В мельчайших оттенках описав мировоззрение креативного класса, Брукс и Флорида, вероятно, не предполагали, как быстро идеология этого класса преодолеет первоначальные границы, сколь огромное влияние на неё окажут «уберизация» и капитализм платформ, и в какие, максимально далекие от любого творчества, социальные слои просочатся воспетые ими ценности и установки. 

В тексте 2021 года с вирусным названием «How the Bobos broke America» Брукс пишет, что ошибся насчет «бобо» (к которым причисляет в том числе и себя): 

«Я не ожидал, насколько агрессивно мы будем действовать, утверждая наше культурное господство, как мы будем стремиться навязать элитарные ценности. Я недооценил то, как креативный класс успешно возводит вокруг себя барьеры для защиты своих экономических привилегий, и недооценил нашу нетерпимость к идеологическому разнообразию... „Образованному классу не грозит превращение в самодостаточную касту“, — писал я в 2000 году, — Присоединиться к нему может любой, у кого есть соответствующее образование, работа и культурные компетенции. Это оказалось одним из самых наивных предложений, которые я когда-либо писал». 

004_annie-spratt-YO2sFzgoZyQ-unsplash.jpeg

Через пятнадцать лет после «Креативного класса» Флорида опубликовал «The New Urban Crisis», где писал, что вся творческая молодежь действительно съехалась в несколько продвинутых американских мегаполисов, что, в свою очередь, привело к их процветанию и богатству, к стремительному росту стоимости жилья. А также к тому, что несколько городов-суперзвезд достигли экономического расцвета, в то время как все остальные, менее привлекательные, города зачахли. В пятидесяти крупнейших городских агломерациях по всему миру проживает 7% населения мира, генерирующих 40% мирового богатства.

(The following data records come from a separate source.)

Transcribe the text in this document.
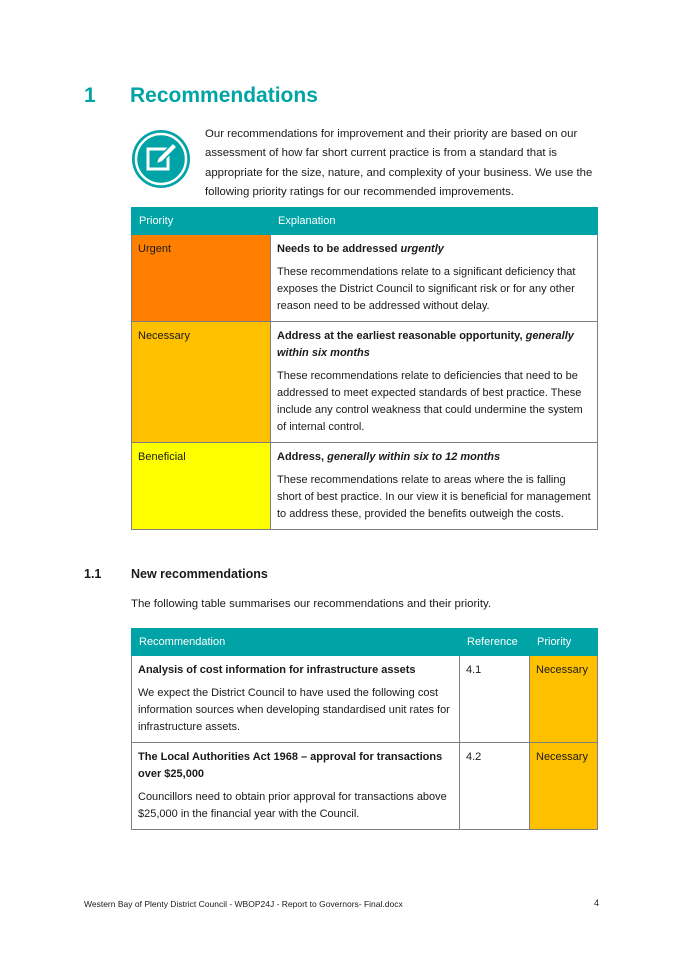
1 Recommendations
Our recommendations for improvement and their priority are based on our assessment of how far short current practice is from a standard that is appropriate for the size, nature, and complexity of your business. We use the following priority ratings for our recommended improvements.
Priority	Explanation
Urgent	Needs to be addressed urgently

These recommendations relate to a significant deficiency that exposes the District Council to significant risk or for any other reason need to be addressed without delay.

Necessary	Address at the earliest reasonable opportunity, generally within six months

These recommendations relate to deficiencies that need to be addressed to meet expected standards of best practice. These include any control weakness that could undermine the system of internal control.

Beneficial	Address, generally within six to 12 months

These recommendations relate to areas where the is falling short of best practice. In our view it is beneficial for management to address these, provided the benefits outweigh the costs.

1.1 New recommendations
The following table summarises our recommendations and their priority.
Recommendation	Reference	Priority

Analysis of cost information for infrastructure assets

We expect the District Council to have used the following cost information sources when developing standardised unit rates for infrastructure assets.	4.1	Necessary

The Local Authorities Act 1968 – approval for transactions over $25,000

Councillors need to obtain prior approval for transactions above $25,000 in the financial year with the Council.	4.2	Necessary
Western Bay of Plenty District Council - WBOP24J - Report to Governors- Final.docx	4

Всего шесть городских районов — район залива Сан-Франциско, Нью-Йорк, Бостон, Вашингтон, Сан Диего и Лондон — привлекают почти половину высокотехнологичного венчурного капитала в мире.

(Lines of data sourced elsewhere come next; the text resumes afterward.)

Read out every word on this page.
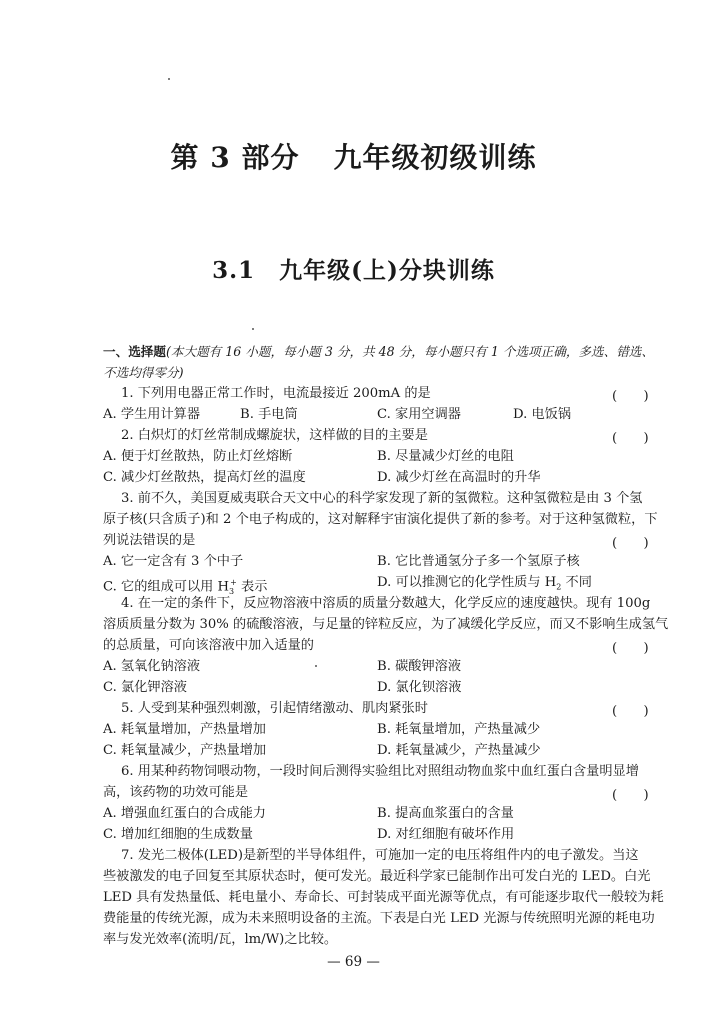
第 3 部分 九年级初级训练
3.1 九年级(上)分块训练
一、选择题(本大题有 16 小题，每小题 3 分，共 48 分，每小题只有 1 个选项正确，多选、错选、
不选均得零分)
1. 下列用电器正常工作时，电流最接近 200mA 的是	(　　)
A. 学生用计算器	B. 手电筒	C. 家用空调器	D. 电饭锅
2. 白炽灯的灯丝常制成螺旋状，这样做的目的主要是	(　　)
A. 便于灯丝散热，防止灯丝熔断	B. 尽量减少灯丝的电阻
C. 减少灯丝散热，提高灯丝的温度	D. 减少灯丝在高温时的升华
3. 前不久，美国夏威夷联合天文中心的科学家发现了新的氢微粒。这种氢微粒是由 3 个氢
原子核(只含质子)和 2 个电子构成的，这对解释宇宙演化提供了新的参考。对于这种氢微粒，下
列说法错误的是	(　　)
A. 它一定含有 3 个中子	B. 它比普通氢分子多一个氢原子核
C. 它的组成可以用 $H_3^+$ 表示	D. 可以推测它的化学性质与 $H_2$ 不同
4. 在一定的条件下，反应物溶液中溶质的质量分数越大，化学反应的速度越快。现有 100g
溶质质量分数为 30% 的硫酸溶液，与足量的锌粒反应，为了减缓化学反应，而又不影响生成氢气
的总质量，可向该溶液中加入适量的	(　　)
A. 氢氧化钠溶液	B. 碳酸钾溶液
C. 氯化钾溶液	D. 氯化钡溶液
5. 人受到某种强烈刺激，引起情绪激动、肌肉紧张时	(　　)
A. 耗氧量增加，产热量增加	B. 耗氧量增加，产热量减少
C. 耗氧量减少，产热量增加	D. 耗氧量减少，产热量减少
6. 用某种药物饲喂动物，一段时间后测得实验组比对照组动物血浆中血红蛋白含量明显增
高，该药物的功效可能是	(　　)
A. 增强血红蛋白的合成能力	B. 提高血浆蛋白的含量
C. 增加红细胞的生成数量	D. 对红细胞有破坏作用
7. 发光二极体(LED)是新型的半导体组件，可施加一定的电压将组件内的电子激发。当这
些被激发的电子回复至其原状态时，便可发光。最近科学家已能制作出可发白光的 LED。白光
LED 具有发热量低、耗电量小、寿命长、可封装成平面光源等优点，有可能逐步取代一般较为耗
费能量的传统光源，成为未来照明设备的主流。下表是白光 LED 光源与传统照明光源的耗电功
率与发光效率(流明/瓦，lm/W)之比较。
— 69 —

В книге 2015 года «Do What You Love: And Other Lies About Success and Happiness» исследовательница рабочей этики и редактор журнала Jacobin Мия Токумицу рассматривала способы, с помощью которых рынок труда формирует эмоции и желания работников и то, как эти эмоции превращаются в средство получения прибыли. 

Токумицу пишет, что «вдохновляющий» слоган, во-первых, делает невидимой «не-творческую» работу, а во-вторых, не дает опознать творческую и креативную работу как собственно работу. У нас здесь свободное обращение умов, общение на возвышенные темы, какие еще деньги и трудовые гарантии? Да и зачем повышать зарплату человеку, который увлечен своей страстью и готов работать без выходных? Самое циничное объяснение популярности слогана кроется в интересах работодателя, требующего от сотрудника страсти, чтобы не слышать его жалоб. Если страсть выступает обязательным требованием работы, вы просто не сможете жаловаться на рабочую нагрузку.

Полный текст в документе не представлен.